VW rechnet, dass bis 2025 zwar erst 5% der Kunden ihren Wagen direkt aus dem Internet holen werden, aber 20% sich dort intensiv informieren. Tendenz: stark steigend. Über den Kanal Internet hätte VW auch den direkten Kundenkontakt. Diese wichtigen Daten gehören heute den Händlern. Diese Kundenkontakte bilden die Geschäftsgrundlage für die Händler.

Daraus ergab sich für VW das Dilemma, auf der einen Seite den wichtigen Kanal Internet zu besetzen, damit an die Kundendaten zu gelangen ohne gleichzeitig die bis auf absehbare Zeit zentrale Säule des Vertriebs, die Händler, zu vergraulen.
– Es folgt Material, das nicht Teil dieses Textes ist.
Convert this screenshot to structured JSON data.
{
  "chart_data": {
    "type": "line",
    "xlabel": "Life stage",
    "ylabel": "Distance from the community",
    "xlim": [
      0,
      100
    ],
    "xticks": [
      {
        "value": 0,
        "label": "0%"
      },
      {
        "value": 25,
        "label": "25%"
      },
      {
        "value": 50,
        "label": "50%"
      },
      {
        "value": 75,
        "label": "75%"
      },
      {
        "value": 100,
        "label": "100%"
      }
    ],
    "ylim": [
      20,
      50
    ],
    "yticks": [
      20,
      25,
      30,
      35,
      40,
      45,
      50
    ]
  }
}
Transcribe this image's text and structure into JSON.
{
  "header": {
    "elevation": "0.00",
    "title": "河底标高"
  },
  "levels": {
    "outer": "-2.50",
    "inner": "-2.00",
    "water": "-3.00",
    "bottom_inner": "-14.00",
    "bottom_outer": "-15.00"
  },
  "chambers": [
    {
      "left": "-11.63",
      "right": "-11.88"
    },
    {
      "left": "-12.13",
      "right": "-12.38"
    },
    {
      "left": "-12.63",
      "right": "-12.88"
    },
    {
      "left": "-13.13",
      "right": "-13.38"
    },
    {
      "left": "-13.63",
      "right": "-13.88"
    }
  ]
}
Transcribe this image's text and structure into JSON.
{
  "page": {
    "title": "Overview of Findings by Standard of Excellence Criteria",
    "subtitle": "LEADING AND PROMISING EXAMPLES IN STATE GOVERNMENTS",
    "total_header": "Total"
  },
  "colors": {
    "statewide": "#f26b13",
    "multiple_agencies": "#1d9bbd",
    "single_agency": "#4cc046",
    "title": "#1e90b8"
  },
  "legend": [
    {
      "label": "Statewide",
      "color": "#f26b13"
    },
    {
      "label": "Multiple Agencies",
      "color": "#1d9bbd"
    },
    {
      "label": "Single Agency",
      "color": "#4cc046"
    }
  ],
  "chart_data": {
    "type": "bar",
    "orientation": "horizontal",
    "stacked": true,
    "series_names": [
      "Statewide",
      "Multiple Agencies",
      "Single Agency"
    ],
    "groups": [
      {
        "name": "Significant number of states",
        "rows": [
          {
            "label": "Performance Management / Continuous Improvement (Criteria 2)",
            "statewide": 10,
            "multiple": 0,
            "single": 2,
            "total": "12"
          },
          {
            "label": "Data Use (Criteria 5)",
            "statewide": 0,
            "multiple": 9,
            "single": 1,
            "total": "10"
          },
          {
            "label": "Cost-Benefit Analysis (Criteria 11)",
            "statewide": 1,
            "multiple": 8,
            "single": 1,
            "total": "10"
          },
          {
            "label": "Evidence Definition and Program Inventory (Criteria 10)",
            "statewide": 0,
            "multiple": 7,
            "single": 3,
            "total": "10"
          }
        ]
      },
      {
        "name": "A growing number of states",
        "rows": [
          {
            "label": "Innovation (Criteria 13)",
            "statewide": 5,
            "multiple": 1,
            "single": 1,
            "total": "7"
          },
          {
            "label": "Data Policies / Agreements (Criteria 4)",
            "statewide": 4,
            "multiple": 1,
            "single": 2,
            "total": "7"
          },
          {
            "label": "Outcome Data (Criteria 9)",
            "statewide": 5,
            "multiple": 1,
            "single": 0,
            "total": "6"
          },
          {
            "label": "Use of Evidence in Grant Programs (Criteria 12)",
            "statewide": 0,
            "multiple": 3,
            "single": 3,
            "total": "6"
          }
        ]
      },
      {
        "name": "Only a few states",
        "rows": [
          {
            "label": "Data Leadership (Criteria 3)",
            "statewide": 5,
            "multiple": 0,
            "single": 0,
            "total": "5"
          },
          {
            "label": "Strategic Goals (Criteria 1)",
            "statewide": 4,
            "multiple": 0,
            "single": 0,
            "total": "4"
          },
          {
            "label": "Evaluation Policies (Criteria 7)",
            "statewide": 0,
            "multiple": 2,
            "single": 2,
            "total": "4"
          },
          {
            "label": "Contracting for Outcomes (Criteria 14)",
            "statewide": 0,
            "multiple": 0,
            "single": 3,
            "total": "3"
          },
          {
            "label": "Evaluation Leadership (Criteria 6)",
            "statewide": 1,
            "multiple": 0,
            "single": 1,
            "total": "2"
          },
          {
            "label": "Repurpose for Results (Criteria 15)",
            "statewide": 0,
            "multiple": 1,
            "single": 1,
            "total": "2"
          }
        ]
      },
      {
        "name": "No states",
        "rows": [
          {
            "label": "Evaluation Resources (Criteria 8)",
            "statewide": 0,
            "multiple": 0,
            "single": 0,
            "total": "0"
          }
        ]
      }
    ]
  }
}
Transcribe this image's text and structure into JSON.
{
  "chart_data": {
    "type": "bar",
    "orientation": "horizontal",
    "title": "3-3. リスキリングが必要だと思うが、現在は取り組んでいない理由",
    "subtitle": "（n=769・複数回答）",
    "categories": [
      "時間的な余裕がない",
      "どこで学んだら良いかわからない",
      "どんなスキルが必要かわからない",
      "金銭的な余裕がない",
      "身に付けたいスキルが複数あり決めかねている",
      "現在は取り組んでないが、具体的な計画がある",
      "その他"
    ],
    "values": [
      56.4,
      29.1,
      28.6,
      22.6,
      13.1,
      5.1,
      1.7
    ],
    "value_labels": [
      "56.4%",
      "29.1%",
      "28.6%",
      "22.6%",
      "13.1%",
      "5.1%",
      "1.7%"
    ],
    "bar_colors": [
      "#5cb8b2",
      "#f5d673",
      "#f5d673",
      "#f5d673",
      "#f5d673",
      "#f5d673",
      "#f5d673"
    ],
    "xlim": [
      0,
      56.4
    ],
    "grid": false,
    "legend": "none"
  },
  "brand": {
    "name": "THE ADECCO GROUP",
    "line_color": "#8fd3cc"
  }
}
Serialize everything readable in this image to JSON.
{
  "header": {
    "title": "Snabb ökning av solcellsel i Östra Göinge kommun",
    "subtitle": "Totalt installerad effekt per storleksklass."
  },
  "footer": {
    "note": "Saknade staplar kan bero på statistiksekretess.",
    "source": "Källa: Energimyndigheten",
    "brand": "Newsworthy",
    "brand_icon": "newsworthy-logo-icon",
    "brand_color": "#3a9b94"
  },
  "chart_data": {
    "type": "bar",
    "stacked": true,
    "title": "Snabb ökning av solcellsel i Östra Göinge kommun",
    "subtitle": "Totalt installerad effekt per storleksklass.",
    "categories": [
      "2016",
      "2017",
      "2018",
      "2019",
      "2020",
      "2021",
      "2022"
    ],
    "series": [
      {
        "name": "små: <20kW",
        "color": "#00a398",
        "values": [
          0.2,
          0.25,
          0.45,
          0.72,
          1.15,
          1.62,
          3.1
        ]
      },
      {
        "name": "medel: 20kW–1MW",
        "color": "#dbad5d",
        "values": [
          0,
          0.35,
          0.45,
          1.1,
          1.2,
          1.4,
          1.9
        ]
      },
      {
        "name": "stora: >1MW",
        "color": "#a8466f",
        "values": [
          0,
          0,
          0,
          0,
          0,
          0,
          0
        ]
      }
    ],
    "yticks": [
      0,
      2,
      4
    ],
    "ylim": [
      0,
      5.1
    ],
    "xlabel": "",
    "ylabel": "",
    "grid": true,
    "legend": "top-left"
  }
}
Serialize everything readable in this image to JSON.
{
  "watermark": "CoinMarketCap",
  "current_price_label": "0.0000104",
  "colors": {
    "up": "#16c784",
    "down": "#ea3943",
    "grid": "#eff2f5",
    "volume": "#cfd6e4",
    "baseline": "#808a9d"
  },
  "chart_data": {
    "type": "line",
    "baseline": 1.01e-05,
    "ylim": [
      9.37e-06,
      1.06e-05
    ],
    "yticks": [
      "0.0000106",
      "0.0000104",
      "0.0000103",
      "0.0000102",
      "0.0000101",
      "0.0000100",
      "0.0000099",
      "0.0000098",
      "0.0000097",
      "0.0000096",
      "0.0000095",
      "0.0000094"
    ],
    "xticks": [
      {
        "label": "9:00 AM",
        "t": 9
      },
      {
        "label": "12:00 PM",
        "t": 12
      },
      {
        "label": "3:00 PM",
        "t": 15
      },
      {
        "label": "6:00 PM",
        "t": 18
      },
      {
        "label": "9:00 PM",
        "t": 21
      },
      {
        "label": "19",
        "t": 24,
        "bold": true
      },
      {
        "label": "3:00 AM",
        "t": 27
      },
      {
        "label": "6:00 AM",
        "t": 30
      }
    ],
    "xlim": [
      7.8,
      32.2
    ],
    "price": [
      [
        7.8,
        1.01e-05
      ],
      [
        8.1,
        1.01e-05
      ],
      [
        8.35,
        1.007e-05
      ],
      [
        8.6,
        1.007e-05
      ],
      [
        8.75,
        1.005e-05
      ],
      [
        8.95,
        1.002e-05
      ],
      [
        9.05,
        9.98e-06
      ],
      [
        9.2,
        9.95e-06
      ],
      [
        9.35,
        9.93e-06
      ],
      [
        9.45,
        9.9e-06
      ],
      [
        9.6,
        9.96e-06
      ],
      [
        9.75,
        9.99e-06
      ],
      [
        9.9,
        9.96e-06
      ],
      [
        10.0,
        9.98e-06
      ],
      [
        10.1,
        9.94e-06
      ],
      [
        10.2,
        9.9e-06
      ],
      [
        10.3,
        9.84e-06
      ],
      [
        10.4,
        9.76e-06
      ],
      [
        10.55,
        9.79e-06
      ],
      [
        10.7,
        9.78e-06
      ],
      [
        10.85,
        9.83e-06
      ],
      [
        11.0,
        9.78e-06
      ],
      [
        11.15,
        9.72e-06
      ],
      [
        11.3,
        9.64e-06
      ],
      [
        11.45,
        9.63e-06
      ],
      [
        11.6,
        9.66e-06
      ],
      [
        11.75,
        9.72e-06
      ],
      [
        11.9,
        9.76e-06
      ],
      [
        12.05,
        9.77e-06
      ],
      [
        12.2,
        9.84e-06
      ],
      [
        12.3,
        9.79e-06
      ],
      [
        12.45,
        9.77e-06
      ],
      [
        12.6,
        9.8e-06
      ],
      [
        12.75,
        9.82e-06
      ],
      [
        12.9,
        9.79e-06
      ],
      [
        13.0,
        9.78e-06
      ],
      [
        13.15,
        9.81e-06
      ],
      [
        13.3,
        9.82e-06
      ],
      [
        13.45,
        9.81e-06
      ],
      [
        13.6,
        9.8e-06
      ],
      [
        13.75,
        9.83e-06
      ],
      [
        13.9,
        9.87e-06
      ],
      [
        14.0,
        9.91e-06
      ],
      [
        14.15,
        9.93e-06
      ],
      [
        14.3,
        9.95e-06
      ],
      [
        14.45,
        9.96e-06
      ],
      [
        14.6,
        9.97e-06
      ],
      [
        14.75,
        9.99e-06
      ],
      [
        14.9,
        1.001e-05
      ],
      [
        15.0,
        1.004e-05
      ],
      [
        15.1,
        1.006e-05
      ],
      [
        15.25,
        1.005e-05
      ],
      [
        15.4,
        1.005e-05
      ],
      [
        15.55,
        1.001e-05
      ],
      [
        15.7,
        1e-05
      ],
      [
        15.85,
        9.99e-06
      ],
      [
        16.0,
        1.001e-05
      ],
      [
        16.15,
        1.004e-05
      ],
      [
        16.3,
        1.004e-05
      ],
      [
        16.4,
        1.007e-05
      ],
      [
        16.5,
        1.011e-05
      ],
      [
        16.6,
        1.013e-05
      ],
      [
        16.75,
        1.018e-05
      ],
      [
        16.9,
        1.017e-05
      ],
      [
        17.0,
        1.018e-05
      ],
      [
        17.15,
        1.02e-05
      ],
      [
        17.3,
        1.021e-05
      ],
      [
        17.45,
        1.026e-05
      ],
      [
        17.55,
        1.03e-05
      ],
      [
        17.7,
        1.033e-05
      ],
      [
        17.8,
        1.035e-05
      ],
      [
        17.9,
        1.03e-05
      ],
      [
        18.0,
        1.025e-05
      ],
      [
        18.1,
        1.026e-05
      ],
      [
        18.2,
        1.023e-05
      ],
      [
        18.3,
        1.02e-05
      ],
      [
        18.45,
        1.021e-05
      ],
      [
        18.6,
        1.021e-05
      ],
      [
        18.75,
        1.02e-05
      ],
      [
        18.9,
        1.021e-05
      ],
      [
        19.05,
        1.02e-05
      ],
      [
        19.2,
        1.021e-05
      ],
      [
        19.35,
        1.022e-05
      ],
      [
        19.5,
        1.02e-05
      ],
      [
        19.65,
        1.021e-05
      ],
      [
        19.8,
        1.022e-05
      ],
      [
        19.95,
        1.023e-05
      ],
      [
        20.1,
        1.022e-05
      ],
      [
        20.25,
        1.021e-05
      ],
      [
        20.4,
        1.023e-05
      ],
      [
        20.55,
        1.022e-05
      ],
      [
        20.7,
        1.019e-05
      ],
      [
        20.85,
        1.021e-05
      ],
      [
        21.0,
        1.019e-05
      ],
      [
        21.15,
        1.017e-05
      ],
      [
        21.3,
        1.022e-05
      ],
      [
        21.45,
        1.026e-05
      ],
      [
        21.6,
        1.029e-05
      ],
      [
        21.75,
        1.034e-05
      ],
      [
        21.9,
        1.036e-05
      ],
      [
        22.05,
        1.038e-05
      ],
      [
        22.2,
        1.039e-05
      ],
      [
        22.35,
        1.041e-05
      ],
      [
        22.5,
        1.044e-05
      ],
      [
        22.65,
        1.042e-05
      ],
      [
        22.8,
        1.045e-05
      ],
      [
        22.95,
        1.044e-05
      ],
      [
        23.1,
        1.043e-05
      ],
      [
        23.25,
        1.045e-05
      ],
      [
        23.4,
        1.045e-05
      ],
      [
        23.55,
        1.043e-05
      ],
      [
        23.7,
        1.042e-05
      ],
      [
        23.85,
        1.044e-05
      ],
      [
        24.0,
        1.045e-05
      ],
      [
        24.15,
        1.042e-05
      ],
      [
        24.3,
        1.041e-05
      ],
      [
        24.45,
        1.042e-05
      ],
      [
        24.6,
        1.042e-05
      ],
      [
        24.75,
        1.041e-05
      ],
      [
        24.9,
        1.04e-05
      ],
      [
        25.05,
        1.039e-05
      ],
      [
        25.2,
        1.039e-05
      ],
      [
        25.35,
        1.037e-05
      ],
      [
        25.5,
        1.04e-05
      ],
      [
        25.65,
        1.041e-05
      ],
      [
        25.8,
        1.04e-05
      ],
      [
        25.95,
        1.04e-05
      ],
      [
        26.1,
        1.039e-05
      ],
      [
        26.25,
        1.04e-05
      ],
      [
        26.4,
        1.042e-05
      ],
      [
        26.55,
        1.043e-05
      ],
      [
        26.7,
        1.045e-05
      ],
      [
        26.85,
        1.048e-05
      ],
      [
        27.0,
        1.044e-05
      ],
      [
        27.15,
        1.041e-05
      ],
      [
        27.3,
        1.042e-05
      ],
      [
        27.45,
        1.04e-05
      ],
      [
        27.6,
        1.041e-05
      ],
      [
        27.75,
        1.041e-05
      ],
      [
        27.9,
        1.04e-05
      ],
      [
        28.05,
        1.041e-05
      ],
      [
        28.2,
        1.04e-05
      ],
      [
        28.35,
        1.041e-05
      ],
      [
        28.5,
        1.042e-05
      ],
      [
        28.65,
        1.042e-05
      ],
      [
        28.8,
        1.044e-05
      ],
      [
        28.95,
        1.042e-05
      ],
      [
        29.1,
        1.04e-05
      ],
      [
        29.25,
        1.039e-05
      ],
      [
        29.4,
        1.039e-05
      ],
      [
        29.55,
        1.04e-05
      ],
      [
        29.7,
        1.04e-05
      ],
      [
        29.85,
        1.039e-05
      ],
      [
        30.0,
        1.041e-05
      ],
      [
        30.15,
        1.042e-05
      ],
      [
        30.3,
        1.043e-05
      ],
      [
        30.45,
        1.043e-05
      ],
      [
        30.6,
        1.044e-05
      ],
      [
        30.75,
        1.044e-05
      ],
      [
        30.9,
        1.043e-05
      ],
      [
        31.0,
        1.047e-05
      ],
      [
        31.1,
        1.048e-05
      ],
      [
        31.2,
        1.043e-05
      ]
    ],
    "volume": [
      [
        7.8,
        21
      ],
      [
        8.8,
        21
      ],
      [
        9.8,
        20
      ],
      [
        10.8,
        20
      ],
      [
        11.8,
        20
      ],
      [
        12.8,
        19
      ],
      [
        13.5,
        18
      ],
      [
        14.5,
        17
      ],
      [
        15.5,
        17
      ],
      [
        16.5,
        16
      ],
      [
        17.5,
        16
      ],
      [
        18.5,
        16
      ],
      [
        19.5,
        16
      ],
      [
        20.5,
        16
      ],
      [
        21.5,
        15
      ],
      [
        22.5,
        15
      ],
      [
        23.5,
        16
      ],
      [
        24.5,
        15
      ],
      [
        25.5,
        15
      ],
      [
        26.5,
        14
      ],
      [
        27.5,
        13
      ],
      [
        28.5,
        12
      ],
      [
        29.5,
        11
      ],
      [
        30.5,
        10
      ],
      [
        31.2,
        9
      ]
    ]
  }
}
Was hat VW gemacht? Langfristig wird sich das schon seit Jahren zu beobachtend Ausdünnen des Händlernetztes fortsetzen. Und langfristig wird wohl der eine oder andere Showroom der Händler in einen Supermarkt umgewandelt werden. Kurzfristig hat VW mit den Händlern einen Kompromiss ausgehandelt. Einerseits erhalten die Händler eine Vergütung vom Konzern, wenn die Kunden nur noch ins Autohaus kommen, um die im Internet bestellten Wagen abzuholen. Gleichzeitig werden die Händler auf der Kostenseite entlastet, da der Konzern die Anforderungen an die Händler bezüglich Personal und Prozessen gesenkt hat.

Wir können gespannt sein, wie gut dieser Kompromiss halten wird. Es ist zu vermuten, dass die Konditionen im Vertrag zwischen dem Konzern und den Händlern immer wieder nachverhandelt werden können, je nachdem, wie schnell die Kunden in Richtung Internet abwandern. Es bestünde dann die Möglichkeit, den Kompromiss immer wieder auszutarieren.